別館「滄ノ蒼」

Side;Cecil&Rosa



 君がもし壊れおちるなら、そのとき君はどんな表情をするんだろうか。

 僕は、まだ知らない。
 君の頬はどれほどなめらかなのか、君の髪はどれほどやわらかいのか、君の肩を抱きしめたならどれほどきゃしゃではかなげなのか、それを僕は知らない。
 いや、知ってはいけないんだと思う。
 この、闇に浸食された僕の指が、手が、少しでも君に触れたなら、君を抱いたりしたなら、君はその瞬間におびえた目をして、僕から伝わる暗黒の冷たさに沈んでしまうだろう。
 君は、人を癒やす者であり、天の恵みをうけた白魔道士だ。
 光にみちた、清浄な日なたで祈り、祝い、与え、人を安らぎでみたす者だ。――だから、君は。
 もし僕が指一本でも触れたりしたら、翼をひきちぎられた鳥のように闇に落ちていき、こなごなの透明な破片になってしまうだろう。

 僕はその時の君を、見たくない。壊れる音を、聞きたくない。
 忌まわしい、血にまみれたこの手が君に触れた瞬間、君は足の先から底なしの黒に喰われはじめて、驚いたような悲しそうな目になる、そしてきっと僕に手をのばす。
 ――僕は、君が壊れおちていくときの顔を、見てみたい。どんな澄んだ音をたてるのか、聞いてみたい。
 いつも穏やかにほほえんでいる君が、その時だけ、僕のいちばん近くでだけ、白いのどをわななかせるだろう。そして望むべくもないことだけど、そんな君を抱きしめることができたなら――力まかせに抱きしめて唇をふさいで背中をなでて、この腕の中にとじこめてしまえたら――、君は崩れてゆきながら、どんな風に僕を抱きしめかえしてくれるだろうか。どれほどなめらかな肌が、やわらかい唇が、あたたかな耳たぶが、首すじが、僕をうけとめてくれるだろうか、なめらかな歯の裏をなぞりながら君の肌をなで上げ、体のいちばん奥まで入ってつきあげたなら、どんなにあでやかに頬を染めて、うすいまぶたを閉じて、どんな声で泣くんだろうか。
 …そして最後に、君はどんな顔をして、冷たい闇に凍りついていくだろうか。

 どうしようもないね、僕は。
 僕は本当にどうしようもない。



 ――愛してるよ。
 だから、僕に触れさせないでいて。


 暗黒の鎧の中のあなたの、そのさらに内側ではどんな音が響いているのかしら、と思う。

 私は、まだ知らない。
 細く見えるあなたの頬や首すじの線が、触れればどれほど固く力強いのか、あなたの胸がどれほど広くて温かいのか、いろいろなことを知らない。
 いいえ、きっと知ってはいけない。
 なぜならあなたの中には間違いなく、すべてを焼きつくしてしまうほどの強い光があふれているから。
 凡人である私がすこしでもあなたに手を伸ばそうとでもしたなら、その光はあっという間に色あせて、あなたから抜け落ちていってしまう。逆に私は灼きつくされて、無残な骸をさらすことになるだろう。
 あなたの本質は、月。すべてをあまねく照らし、守り、励まし、見つめるもの。今のあなたはそれを、無表情な鎧のなかにおしこめて、じっと月を見上げている。――だから、あなたは。
 もしも私が触れたなら、抑えつけられた焔が激流となってあふれだし、私をこわすだろう。
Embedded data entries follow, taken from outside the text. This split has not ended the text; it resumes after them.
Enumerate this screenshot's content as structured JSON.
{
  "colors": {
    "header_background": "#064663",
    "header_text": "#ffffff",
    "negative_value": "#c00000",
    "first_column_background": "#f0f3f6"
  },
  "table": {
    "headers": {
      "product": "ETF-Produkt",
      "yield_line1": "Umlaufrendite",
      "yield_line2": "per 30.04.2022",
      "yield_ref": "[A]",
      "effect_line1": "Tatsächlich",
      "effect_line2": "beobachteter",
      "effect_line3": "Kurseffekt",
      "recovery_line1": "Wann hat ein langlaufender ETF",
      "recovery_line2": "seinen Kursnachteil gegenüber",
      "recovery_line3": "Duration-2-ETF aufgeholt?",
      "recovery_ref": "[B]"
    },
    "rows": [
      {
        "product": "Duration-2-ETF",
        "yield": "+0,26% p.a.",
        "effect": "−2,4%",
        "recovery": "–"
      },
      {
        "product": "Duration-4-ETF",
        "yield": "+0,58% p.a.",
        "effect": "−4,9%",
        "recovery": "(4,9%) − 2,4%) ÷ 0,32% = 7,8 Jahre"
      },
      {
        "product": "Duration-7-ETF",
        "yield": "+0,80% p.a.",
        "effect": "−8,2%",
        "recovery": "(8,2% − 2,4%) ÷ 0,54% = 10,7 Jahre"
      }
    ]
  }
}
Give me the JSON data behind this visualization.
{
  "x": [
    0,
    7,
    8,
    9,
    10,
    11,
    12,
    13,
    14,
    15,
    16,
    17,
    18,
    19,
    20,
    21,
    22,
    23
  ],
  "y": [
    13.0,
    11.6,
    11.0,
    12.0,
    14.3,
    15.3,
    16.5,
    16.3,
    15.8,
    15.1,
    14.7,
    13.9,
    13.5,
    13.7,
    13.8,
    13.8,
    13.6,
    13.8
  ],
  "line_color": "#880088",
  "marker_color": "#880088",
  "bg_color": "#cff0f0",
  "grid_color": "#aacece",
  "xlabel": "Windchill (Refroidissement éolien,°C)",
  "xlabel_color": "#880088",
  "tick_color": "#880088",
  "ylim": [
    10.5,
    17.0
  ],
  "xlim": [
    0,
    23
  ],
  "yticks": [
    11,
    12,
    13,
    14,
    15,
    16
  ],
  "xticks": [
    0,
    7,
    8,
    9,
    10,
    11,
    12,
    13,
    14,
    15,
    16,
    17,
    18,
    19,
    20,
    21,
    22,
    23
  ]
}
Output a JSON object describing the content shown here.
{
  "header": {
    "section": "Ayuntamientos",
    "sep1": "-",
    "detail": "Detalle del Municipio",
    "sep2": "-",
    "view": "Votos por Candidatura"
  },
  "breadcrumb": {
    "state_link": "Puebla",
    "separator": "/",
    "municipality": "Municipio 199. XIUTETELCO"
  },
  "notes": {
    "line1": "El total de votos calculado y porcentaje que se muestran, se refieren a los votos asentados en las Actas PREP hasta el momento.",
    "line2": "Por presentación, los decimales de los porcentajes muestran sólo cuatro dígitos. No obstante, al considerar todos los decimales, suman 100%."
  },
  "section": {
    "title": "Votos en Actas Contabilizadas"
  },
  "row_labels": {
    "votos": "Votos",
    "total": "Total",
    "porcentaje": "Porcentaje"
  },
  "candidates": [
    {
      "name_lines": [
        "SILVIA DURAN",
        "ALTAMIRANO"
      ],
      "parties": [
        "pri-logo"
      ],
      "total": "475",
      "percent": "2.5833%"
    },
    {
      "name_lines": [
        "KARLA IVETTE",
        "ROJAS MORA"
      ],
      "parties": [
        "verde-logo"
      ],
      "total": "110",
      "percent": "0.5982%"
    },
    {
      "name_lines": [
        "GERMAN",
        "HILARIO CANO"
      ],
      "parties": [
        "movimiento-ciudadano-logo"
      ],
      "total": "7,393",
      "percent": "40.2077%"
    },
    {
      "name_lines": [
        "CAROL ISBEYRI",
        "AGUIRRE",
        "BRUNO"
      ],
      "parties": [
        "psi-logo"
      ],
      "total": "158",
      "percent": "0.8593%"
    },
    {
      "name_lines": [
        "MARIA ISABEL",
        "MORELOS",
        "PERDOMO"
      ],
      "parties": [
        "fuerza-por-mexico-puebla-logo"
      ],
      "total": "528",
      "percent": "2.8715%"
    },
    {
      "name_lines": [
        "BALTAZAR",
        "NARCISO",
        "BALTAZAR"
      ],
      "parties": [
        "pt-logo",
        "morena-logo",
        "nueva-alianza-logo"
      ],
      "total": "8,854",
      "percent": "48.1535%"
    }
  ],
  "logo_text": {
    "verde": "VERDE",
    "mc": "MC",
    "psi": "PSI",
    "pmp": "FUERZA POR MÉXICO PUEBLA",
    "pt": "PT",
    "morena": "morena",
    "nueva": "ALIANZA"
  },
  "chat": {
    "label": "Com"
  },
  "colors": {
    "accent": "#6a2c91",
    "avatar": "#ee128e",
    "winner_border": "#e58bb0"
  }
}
 私はそのときのあなたの表情を、見たくない。あなたからあふれだす悲しみの音を、聞きたくない。
 覚えているわ、子供のころからあなたは、道端のどんな小さな花にでも子犬にでも目をとめて、そばにしゃがみこんでそっと撫でてあげていた。そして私を振り返って、見てごらんよかわいいね、と笑いかけてくれた。その表情は今思い出してもまぶしくて、何よりも澄んでいて、繊細な硝子のようで――そうっと指先でさわって、透明な音を響かせてみたくなって仕方がなかった。
 けれど今もしも、私があなたに触れたなら。
 あなたはきっとすべてを浄化しようと響きわたる音に変わって吹きぬけて行ってしまって、私はあなたを感じられないまま。だから私は、あなたに焦がれている。直にその熱い体温を、一度でも、感じることができたらきっと、私は嬉しくて嬉しくて胸が痛くてもっと欲しくてたまらなくなって、あなたの唇をうけとめてあなたの体のしなやかな重みで私を満たして、背中に爪をたて、胸に耳をおしあてて力強い心臓の音を聞かずにはいられなくなる。
 …そしてあなたの腕の中でこわれていく私を見て、あなたはどんな顔をするのか、見てみたい。

 それでもいいから私を見てほしい。
 どうしようもないけど、そう思ってしまうの。



 ――愛してるわ。
 だから、私に触れさせないでいて。